3D seismic anatomy of a low angle normal fault in the southern South China Sea rifted margin

This study investigates the fault zones of a low-angle extensional structure along the southern South China Sea (SCS) rifted margin. The SCS in Southeast Asia is the best-known marginal basin. It is characterized by a V-shaped oceanic domain formed by seafloor spreading propagating from northwest to southeast between the earliest Oligocene and middle Miocene. Rifting produced broad margins (>600 km) with hyper-extended basins exhibiting varying degrees of crustal thinning. Our study focuses on the southern edge of Dangerous Grounds, in the proximal domain of the southern SCS margin, at its transition to the Sabah Trough.
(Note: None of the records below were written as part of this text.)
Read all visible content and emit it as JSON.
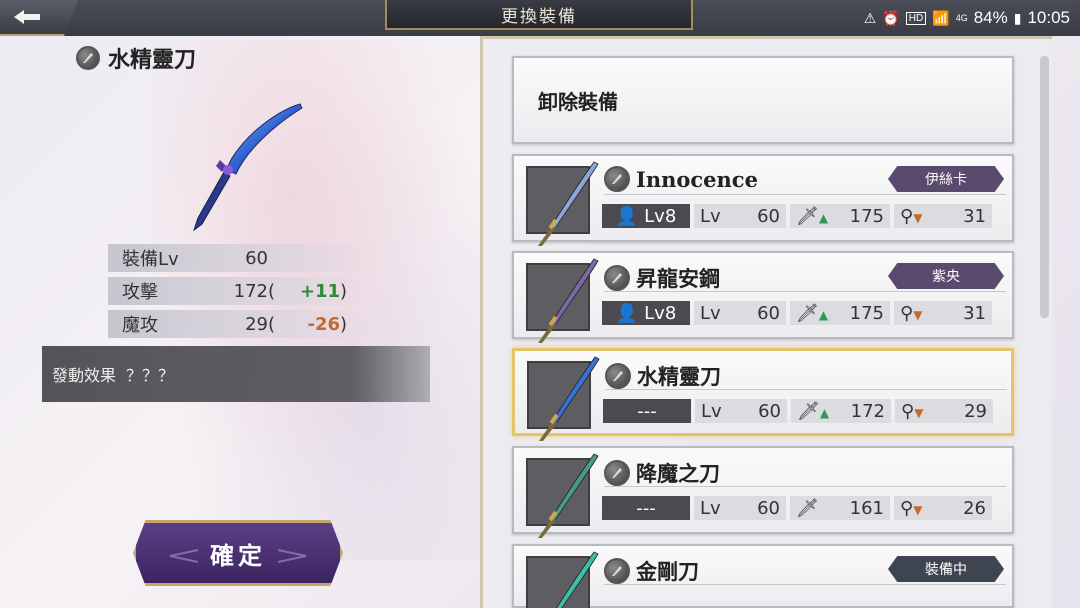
{
  "header": {
    "title": "更換裝備"
  },
  "status": {
    "battery": "84%",
    "time": "10:05",
    "hd": "HD",
    "network": "4G"
  },
  "detail": {
    "weapon_name": "水精靈刀",
    "stats": [
      {
        "label": "裝備Lv",
        "value": "60",
        "paren_open": "",
        "delta": "",
        "paren_close": "",
        "trend": ""
      },
      {
        "label": "攻擊",
        "value": "172",
        "paren_open": "(",
        "delta": "+11",
        "paren_close": ")",
        "trend": "up"
      },
      {
        "label": "魔攻",
        "value": "29",
        "paren_open": "(",
        "delta": "-26",
        "paren_close": ")",
        "trend": "down"
      }
    ],
    "effect_label": "發動效果",
    "effect_value": "？？？",
    "confirm_label": "確定"
  },
  "list": {
    "unequip_label": "卸除裝備",
    "items": [
      {
        "name": "Innocence",
        "tag": "伊絲卡",
        "char_lv": "Lv8",
        "lv_label": "Lv",
        "lv": "60",
        "atk": "175",
        "mag": "31",
        "atk_icon": "sword-icon",
        "mag_icon": "wand-icon",
        "trend": "mixed",
        "blade_color": "#8aa9d8"
      },
      {
        "name": "昇龍安鋼",
        "tag": "紫央",
        "char_lv": "Lv8",
        "lv_label": "Lv",
        "lv": "60",
        "atk": "175",
        "mag": "31",
        "atk_icon": "sword-icon",
        "mag_icon": "wand-icon",
        "trend": "mixed",
        "blade_color": "#7a68a8"
      },
      {
        "name": "水精靈刀",
        "tag": "",
        "char_lv": "---",
        "lv_label": "Lv",
        "lv": "60",
        "atk": "172",
        "mag": "29",
        "atk_icon": "sword-icon",
        "mag_icon": "wand-icon",
        "trend": "mixed",
        "blade_color": "#3a6fd8"
      },
      {
        "name": "降魔之刀",
        "tag": "",
        "char_lv": "---",
        "lv_label": "Lv",
        "lv": "60",
        "atk": "161",
        "mag": "26",
        "atk_icon": "sword-icon",
        "mag_icon": "wand-icon",
        "trend": "none",
        "blade_color": "#4a9a8a"
      },
      {
        "name": "金剛刀",
        "tag": "裝備中",
        "char_lv": "",
        "lv_label": "",
        "lv": "",
        "atk": "",
        "mag": "",
        "atk_icon": "sword-icon",
        "mag_icon": "wand-icon",
        "trend": "none",
        "blade_color": "#3ac0a8"
      }
    ]
  }
}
High-resolution 3D seismic data reveal a well-defined top-basement low-angle normal fault zone. The continental basement preserves evidence of a former orogenic wedge characterized by succession of shallow dipping reflectors similar to thrust sheets. Although not drilled, this geometrical relationship is consistent with imbricated thrust sheets of metasediments likely associated with the Yanshan orogen.

The fault surface exhibits pronounced corrugations with wavelengths of 500m-1 km and a fault zone thickness of up to several 500-700m meters based on seismic resolution. Seismic reflections immediately beneath the fault surface show shear zones of variable thickness with phacoidal blocks, analogous to structures observed in oceanic core complexes.

Overlying the fault surface, we identify dismembered blocks ranging from tens of meters to kilometers in size. They are interpreted as basement material scrapped from the underlying basement made of imbricated thrust sheets. These “rider blocks” are associated with seismic facies consistent with breccias, forming a discontinuous cover over the fault plane. Breccias are interpreted in two categories: mechanical breccias dragged as a tail downdip of the allochthons and classical sedimentary breccias associated with the fault scarps.

These observations provide new insights into the geometry, kinematics, and lateral variability of low-angle normal fault systems, with implications for the evolution of hyper-extended rifted margins.